I was awarded $7,000 in startup funding. I immediately reinvested the money back into my business, purchasing my first professional-grade art materials, including a French easel, professional grade brushes, a drafting table, shipping supplies, busuness cards, marketing materials, and so much more.
I graduated college in May of 2021 and in June, I started my first month as a full time entrepreneur.
I graduated college in May of 2021. And in June? I officially began my first month as a full-time entrepreneur and professional artist. Thankfully, because I had unknowingly spent nearly a decade building an online community around my artwork, I already had people invested in my journey. Friends and family shared my commission posts. People recommended me online. Follower numbers continued growing.
And around that same time, I accidentally stumbled into another niche entirely: Live wedding painting. I painted my first wedding in August of 2021.

From there, everything snowballed.
Between commissioned artwork, social media marketing, online community building, and my growing career as one of West Virginia’s first live wedding painters, my art business began gaining real momentum. And because my parents generously allowed me to live rent-free during those early years, I was able to reinvest heavily into growing ArtaBella instead of immediately drowning in survival-mode expenses. That support changed my life
(The spare room my parents let me turn into a studio space)
Am I Professional Artist Yet?
One thing I struggled with during those early years, however, was calling myself a “professional artist.” What exactly qualified someone for that title? Did there exist some secret artistic council that handed out certificates once you reached a certain income bracket? Was there a magical threshold? A ceremony? An email from the art gods? I genuinely had no clue.

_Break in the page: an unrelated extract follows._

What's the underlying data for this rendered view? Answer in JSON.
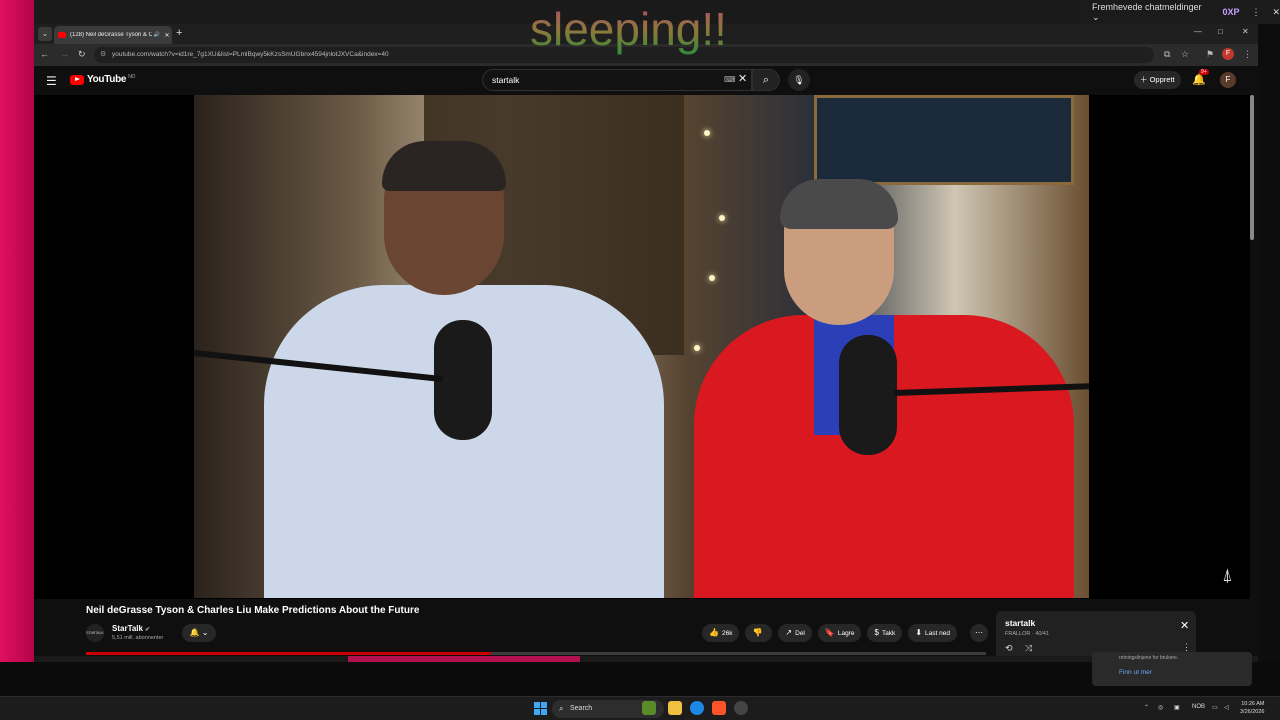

So for a while, I awkwardly danced around the title. But eventually, after enough commissions, enough clients, invoices, business meetings, late nights painting, taxes, stress, wins, and growth… I got tired of my own imposter syndrome.

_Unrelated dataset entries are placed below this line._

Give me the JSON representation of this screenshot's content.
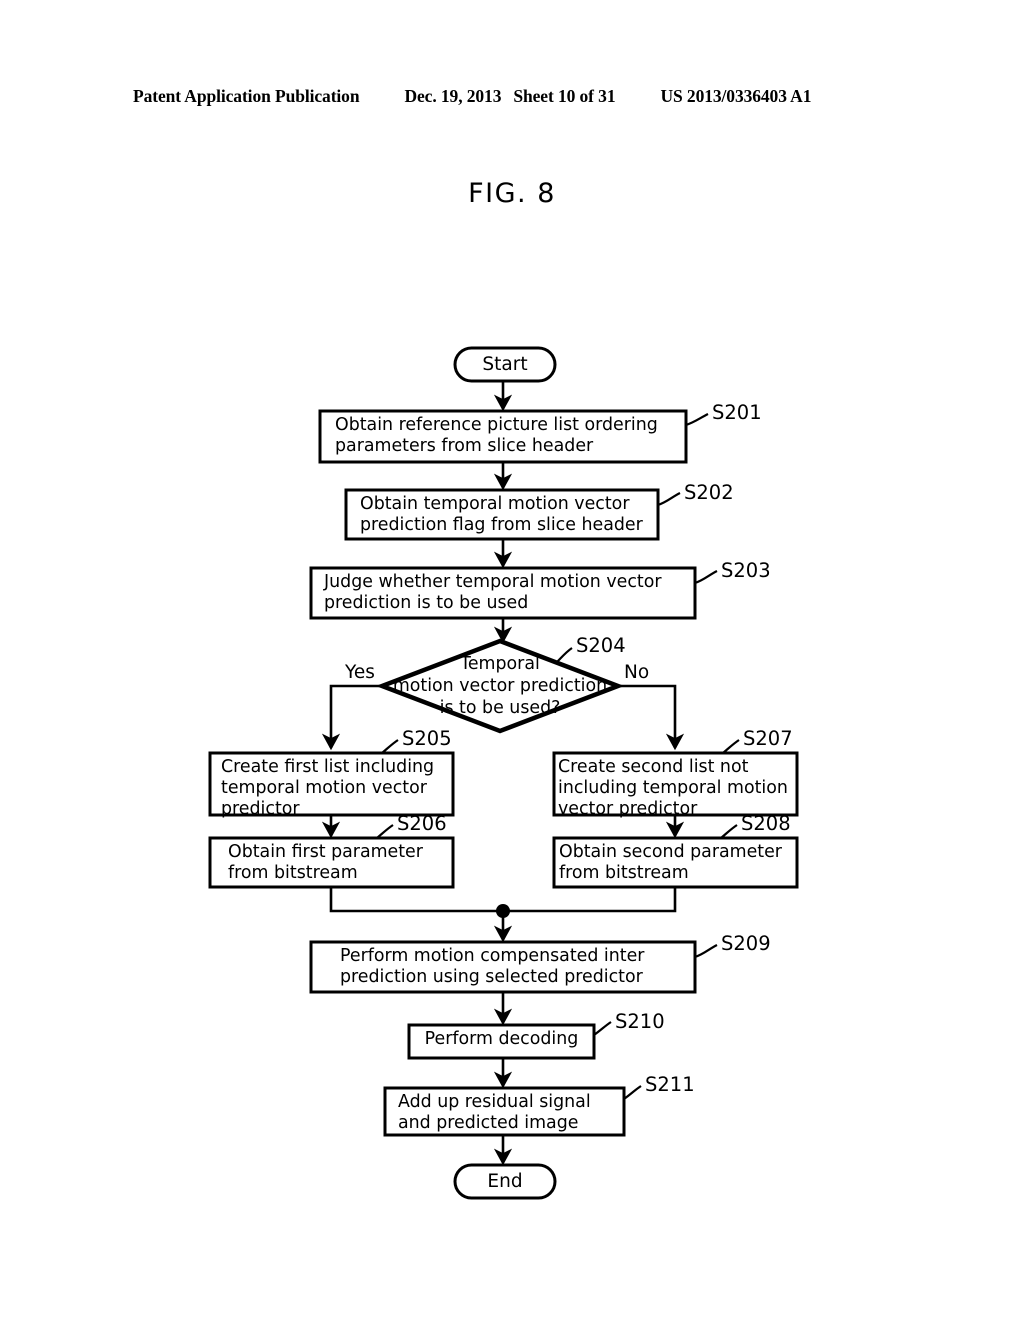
{
  "header": {
    "publication": "Patent Application Publication",
    "date": "Dec. 19, 2013",
    "sheet": "Sheet 10 of 31",
    "number": "US 2013/0336403 A1"
  },
  "figure": {
    "title": "FIG. 8"
  },
  "flowchart": {
    "terminators": {
      "start": "Start",
      "end": "End"
    },
    "branch_labels": {
      "yes": "Yes",
      "no": "No"
    },
    "nodes": [
      {
        "id": "S201",
        "label": "S201",
        "text": "Obtain reference picture list ordering\nparameters from slice header",
        "shape": "process"
      },
      {
        "id": "S202",
        "label": "S202",
        "text": "Obtain temporal motion vector\nprediction flag from slice header",
        "shape": "process"
      },
      {
        "id": "S203",
        "label": "S203",
        "text": "Judge whether temporal motion vector\nprediction is to be used",
        "shape": "process"
      },
      {
        "id": "S204",
        "label": "S204",
        "text": "Temporal\nmotion vector prediction\nis to be used?",
        "shape": "decision"
      },
      {
        "id": "S205",
        "label": "S205",
        "text": "Create first list including\ntemporal motion vector\npredictor",
        "shape": "process"
      },
      {
        "id": "S206",
        "label": "S206",
        "text": "Obtain first parameter\nfrom bitstream",
        "shape": "process"
      },
      {
        "id": "S207",
        "label": "S207",
        "text": "Create second list not\nincluding temporal motion\nvector predictor",
        "shape": "process"
      },
      {
        "id": "S208",
        "label": "S208",
        "text": "Obtain second parameter\nfrom bitstream",
        "shape": "process"
      },
      {
        "id": "S209",
        "label": "S209",
        "text": "Perform motion compensated inter\nprediction using selected predictor",
        "shape": "process"
      },
      {
        "id": "S210",
        "label": "S210",
        "text": "Perform decoding",
        "shape": "process"
      },
      {
        "id": "S211",
        "label": "S211",
        "text": "Add up residual signal\nand predicted image",
        "shape": "process"
      }
    ],
    "colors": {
      "stroke": "#000000",
      "fill": "#ffffff",
      "text": "#000000"
    }
  }
}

I was getting paid thousands of dollars for artwork.
I had an LLC.
I had clients.
I had a business.
I was a professional artist, dangnabbit.
And whether or not the imaginary art gods agreed with me became entirely irrelevant. So I started calling myself one. Simple as that. And now, nearly six years later, I continue my work as a full-time artist and entrepreneur.
Moving To Columbus
Thanks to those early years of building ArtaBella, I eventually moved to Columbus, Ohio into a beautiful apartment filled to the brim with art, books, color, and furniture that brings me an absurd amount of joy. I've had the opportunity to travel across the country for live wedding paintings. I've traveled to Italy to study the art techniques of the Renaissance masters. I've painted massive murals, stunning wedding portraits, drawn up tattoo designs- heck at one point, I even got to paint a port-a-potty for someone! (long story).
And somehow, through all of it, that little eighth-grade girl asking Google what she should request for Christmas accidentally built an entire life around creativity.

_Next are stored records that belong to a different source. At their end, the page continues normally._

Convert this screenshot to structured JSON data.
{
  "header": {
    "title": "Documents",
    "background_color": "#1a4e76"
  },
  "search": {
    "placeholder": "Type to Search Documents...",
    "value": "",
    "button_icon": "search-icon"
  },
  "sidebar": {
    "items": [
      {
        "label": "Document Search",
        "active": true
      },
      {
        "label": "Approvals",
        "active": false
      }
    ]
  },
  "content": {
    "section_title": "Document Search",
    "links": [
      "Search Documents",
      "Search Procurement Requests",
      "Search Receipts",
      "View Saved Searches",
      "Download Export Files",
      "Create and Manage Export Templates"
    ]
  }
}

I could never have predicted where this path would lead. And honestly, I think that’s part of the beauty of it. So if you are an aspiring artist, emerging creative entrepreneur, or someone trying to figure out how to turn your art into a career, let this be your reminder that there is no singular “correct” path into the art world.
Most of us are figuring it out as we go. The important thing is that you keep creating, sharing, experimenting, learning, and posting your work even when it feels terrifying.
And keep believing that there is room for your voice within the creative industry. Because there is. There absolutely is.
And for me? It all started with a sketchbook, a beginner art kit, and one surprisingly life-changing Google search.